Health risks for families in military private housing probed by U.S. Senate panel

Soldiers ask a military family to respond to a survey as part of an ongoing Army-wide effort to resolve inadequate housing on installations. Army senior leaders introduced an action plan that outlines steps to remedy military housing issues to the Senate Armed Services Committee on Capitol Hill in Washington, D.C., March 7, 2019 | Dawn M. Arden

By Ariana Figueroa, Michigan Advance

A U.S. Senate Homeland Security and Governmental Affairs panel last Tuesday grilled officials running private housing for service members about reports of deplorable living conditions from military families.

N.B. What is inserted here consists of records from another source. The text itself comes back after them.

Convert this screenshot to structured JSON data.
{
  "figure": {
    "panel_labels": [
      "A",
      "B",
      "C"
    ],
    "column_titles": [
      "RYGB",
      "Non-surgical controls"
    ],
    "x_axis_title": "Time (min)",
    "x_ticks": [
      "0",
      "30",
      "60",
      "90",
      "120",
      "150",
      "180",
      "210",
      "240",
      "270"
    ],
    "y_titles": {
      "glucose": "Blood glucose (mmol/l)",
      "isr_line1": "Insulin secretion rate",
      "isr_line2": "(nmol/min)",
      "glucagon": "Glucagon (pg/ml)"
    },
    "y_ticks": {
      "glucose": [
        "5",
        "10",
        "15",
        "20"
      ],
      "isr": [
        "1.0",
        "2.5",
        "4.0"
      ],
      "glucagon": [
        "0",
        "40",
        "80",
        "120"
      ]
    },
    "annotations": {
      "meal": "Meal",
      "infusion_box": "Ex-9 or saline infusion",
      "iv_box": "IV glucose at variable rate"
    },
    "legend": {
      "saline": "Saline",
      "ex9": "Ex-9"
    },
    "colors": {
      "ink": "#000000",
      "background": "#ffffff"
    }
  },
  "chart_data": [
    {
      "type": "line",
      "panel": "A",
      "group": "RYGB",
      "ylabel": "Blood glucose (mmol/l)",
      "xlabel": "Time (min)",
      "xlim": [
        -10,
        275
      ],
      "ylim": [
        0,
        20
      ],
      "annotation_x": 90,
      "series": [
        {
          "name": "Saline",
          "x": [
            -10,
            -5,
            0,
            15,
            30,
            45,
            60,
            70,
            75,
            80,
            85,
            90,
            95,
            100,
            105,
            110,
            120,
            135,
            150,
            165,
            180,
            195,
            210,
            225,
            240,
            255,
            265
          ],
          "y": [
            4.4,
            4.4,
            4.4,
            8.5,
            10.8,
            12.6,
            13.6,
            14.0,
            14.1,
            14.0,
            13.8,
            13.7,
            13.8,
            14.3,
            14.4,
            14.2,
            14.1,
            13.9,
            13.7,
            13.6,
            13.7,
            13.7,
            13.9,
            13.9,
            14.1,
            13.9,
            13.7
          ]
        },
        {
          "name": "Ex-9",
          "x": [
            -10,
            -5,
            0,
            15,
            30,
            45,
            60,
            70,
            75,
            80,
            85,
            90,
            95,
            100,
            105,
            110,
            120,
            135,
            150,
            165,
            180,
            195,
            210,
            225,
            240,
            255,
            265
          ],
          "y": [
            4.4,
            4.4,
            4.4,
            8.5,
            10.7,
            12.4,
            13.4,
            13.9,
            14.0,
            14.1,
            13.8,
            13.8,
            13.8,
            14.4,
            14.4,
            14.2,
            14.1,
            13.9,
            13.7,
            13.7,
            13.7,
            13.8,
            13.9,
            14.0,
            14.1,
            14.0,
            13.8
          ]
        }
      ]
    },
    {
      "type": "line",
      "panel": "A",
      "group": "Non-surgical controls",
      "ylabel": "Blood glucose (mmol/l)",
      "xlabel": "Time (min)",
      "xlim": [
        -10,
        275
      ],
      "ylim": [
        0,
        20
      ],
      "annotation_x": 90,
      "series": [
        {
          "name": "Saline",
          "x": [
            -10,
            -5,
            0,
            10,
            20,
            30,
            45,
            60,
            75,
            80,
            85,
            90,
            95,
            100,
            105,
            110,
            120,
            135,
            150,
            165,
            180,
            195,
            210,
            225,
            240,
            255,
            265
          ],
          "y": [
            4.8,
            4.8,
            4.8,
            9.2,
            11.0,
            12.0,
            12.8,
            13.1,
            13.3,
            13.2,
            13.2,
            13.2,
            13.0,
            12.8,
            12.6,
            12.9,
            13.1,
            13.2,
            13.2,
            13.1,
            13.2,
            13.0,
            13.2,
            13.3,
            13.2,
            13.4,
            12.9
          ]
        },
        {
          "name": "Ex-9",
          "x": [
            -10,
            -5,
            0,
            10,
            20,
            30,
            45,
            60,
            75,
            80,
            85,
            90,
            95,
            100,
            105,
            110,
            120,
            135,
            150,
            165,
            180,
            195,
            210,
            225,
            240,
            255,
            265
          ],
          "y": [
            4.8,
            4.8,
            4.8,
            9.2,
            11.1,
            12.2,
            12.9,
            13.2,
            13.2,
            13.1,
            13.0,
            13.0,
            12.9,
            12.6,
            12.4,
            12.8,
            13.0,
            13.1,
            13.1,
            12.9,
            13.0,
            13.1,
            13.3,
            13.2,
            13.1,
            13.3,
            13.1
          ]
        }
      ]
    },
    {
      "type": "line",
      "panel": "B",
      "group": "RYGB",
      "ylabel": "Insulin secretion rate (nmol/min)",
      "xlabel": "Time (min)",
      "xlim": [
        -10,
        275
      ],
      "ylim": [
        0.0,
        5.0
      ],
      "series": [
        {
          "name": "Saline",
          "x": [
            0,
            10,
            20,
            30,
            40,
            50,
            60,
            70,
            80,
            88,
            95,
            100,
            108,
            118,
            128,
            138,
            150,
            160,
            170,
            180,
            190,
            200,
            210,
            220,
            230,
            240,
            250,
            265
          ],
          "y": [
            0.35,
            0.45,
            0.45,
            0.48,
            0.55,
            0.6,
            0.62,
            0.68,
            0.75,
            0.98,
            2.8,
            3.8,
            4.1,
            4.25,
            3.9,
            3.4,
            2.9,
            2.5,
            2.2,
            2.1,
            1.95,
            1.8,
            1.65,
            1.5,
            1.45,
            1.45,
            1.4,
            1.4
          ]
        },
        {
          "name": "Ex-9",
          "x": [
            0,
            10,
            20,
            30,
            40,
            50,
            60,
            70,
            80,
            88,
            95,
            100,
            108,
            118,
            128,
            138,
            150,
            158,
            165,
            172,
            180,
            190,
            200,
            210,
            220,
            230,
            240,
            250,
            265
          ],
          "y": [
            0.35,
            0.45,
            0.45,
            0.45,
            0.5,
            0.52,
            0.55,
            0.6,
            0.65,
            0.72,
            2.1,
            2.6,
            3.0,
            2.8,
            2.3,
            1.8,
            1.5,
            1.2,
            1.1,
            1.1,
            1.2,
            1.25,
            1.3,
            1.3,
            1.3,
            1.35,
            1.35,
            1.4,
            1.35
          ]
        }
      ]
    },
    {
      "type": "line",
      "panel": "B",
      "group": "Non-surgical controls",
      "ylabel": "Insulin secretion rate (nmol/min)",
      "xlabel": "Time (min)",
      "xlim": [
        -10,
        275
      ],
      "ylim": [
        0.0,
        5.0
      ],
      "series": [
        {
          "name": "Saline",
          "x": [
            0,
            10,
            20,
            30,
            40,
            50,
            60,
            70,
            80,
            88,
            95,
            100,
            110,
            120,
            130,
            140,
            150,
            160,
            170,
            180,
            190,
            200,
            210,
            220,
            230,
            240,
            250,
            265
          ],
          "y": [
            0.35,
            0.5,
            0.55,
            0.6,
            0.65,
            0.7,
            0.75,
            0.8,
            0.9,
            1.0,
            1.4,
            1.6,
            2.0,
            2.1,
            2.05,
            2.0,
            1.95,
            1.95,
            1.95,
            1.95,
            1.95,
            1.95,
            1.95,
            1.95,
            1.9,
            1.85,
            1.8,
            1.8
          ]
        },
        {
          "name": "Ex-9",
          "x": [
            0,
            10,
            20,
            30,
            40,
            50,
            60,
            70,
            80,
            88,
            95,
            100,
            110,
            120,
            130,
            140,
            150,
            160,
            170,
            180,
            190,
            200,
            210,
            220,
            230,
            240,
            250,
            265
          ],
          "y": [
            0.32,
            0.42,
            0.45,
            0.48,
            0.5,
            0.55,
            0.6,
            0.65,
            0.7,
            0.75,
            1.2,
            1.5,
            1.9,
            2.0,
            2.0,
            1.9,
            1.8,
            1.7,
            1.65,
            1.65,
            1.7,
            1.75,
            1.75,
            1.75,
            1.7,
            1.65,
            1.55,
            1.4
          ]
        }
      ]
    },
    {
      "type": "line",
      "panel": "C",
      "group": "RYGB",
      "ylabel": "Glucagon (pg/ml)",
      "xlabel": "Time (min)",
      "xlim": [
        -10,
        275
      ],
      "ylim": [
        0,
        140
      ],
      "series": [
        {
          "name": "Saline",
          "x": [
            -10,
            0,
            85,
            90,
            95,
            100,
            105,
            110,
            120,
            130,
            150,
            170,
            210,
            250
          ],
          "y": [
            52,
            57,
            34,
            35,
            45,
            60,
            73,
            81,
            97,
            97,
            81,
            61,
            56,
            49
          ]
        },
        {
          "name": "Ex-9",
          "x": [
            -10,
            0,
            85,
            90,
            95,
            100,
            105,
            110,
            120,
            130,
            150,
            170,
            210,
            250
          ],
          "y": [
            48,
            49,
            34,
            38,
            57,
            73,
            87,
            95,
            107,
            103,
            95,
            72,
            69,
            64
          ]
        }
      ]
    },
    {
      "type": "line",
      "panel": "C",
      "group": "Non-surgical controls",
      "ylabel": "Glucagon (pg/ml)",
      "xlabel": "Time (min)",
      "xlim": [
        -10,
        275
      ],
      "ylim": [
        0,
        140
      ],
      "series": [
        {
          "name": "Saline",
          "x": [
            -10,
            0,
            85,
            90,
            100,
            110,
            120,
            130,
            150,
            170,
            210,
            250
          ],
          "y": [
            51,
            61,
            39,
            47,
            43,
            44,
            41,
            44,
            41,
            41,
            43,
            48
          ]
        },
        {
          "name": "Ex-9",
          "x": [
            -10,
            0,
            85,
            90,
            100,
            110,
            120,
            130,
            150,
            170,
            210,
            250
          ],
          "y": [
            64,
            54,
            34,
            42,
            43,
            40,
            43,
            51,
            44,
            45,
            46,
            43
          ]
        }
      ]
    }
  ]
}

The hearing, led by Chairman Sen. Jon Ossoff, a Georgia Democrat, and top GOP member Ron Johnson of Wisconsin, followed a joint release of a report by the Permanent Subcommittee on Investigations.

The report detailed that from August of 2021 to April of this year, staff at Balfour Beatty Community “frequently ignored or delayed responding to urgent requests from military families to address conditions such as mold and roof leaks that threatened the families’ health and safety.”

The problems plagued homes on two military bases —  the Fort Gordon Army Base in Georgia and Sheppard Air Force Base in Texas. Balfour operated about 1,000 homes at Fort Gordon and about 700 homes at Sheppard AFB.

“The results of this investigation are alarming, are disturbing, reveal injustice imposed on servicemembers and their families, reveal grave risks to the health and safety of servicemembers and their families, reveal neglect by Balfour Beatty, which is responsible for housing tens of thousands of military families,” Ossoff said in his opening statement.

One witness, Capt. Samuel Choe, testified that while he and his family were stationed at Fort Gordon, they lived in a private housing facility run by Balfour.

Choe said his daughter, now 10, developed a potentially fatal mold allergy after they moved into their home. Choe said his daughter had a rash on her arms and legs from exposure to black mold and mildew in the apartment, despite his and his wife’s repeated reports to the company of the visible mold they saw.

Choe traveled from where he is currently stationed in South Korea, a 17- hour flight, to testify.

“Words, deeds, nor my testimony will never be able to fully convey the physiological, psychological, and emotional anguish that she has had to endure, and may endure for the rest of her life,” Choe said about his daughter. “It is expected that she will have to weather her atopic dermatitis well into her adult years.”

Choe said from June 2021 to February of this year his daughter has received two shots per month to help her skin conditions. The treatment she receives is retailed at $3,000 to $4,000 per injection.

Balfour pushes back

The hearing was broken up into two panels of witnesses. Senators heard from housing advocates and members of military families, such as Choe, who lived and currently reside in Balfour homes, on the first panel.

Officials from Balfour — Richard C. Taylor, the president of facility operations, renovation and construction, and Paula Cook, vice president of military community management — were on the second panel.

Balfour operates more than 43,000 on-base homes at 55 separate Army, Navy, and Air Force bases in 26 states, serving about 150,000 residents.

The Department of Justice investigated the company for defrauding the government for six years, which Balfour pleaded guilty to in December.

“Instead of promptly repairing housing for U.S. service members as required, BBC lied about the repairs to pocket millions of dollars in performance bonuses,” Deputy Attorney General Lisa O. Monaco said in a statement following Balfour’s guilty plea.

Taylor and Cook defended Balfour, and affirmed that their company was working to fix its errors. They pushed back on testimony from witnesses in the first panel, including Choe.

Johnson pressed Taylor to respond to testimony from Choe, along with more from Tech. Sgt. Jack Fe Torres, who said when he reported mold in his home the work orders were changed or closed even when the problem was not solved.

“I think it’s their perception of what transpired,” Taylor said. “I think that we’ve got a different perception.”

Ossoff asked Taylor why the panel should ever trust Balfour, pointing out that the company in December pleaded guilty to committing fraud against the U.S. government from 2013 to 2019.

“Things go wrong. We are not perfect,” Taylor said.

Taylor objected to charges from Ossoff that these were systemic problems with Balfour housing and said he believed his company could be trusted.

“I’m shocked you don’t think it’s systemic,” Ossoff said, adding that every time he visits service members in his state, he hears complaints about Balfour management.

Sen. Maggie Hassan, a New Hampshire Democrat, said she was concerned that these issues could be happening in her state as well.

She asked Rachel Christian, the founder and chief legislative officer for the Armed Forces Housing Advocates, how widespread the misconduct is at Balfour, as well as other private housing contractors.

“You will see it at every installation you go to,” Christian said.  She said that among 55 Balfour Beatty installations, “I cannot come up with one where I haven’t seen an issue with work order closure prior to completion,” as well as mistreatment of military families.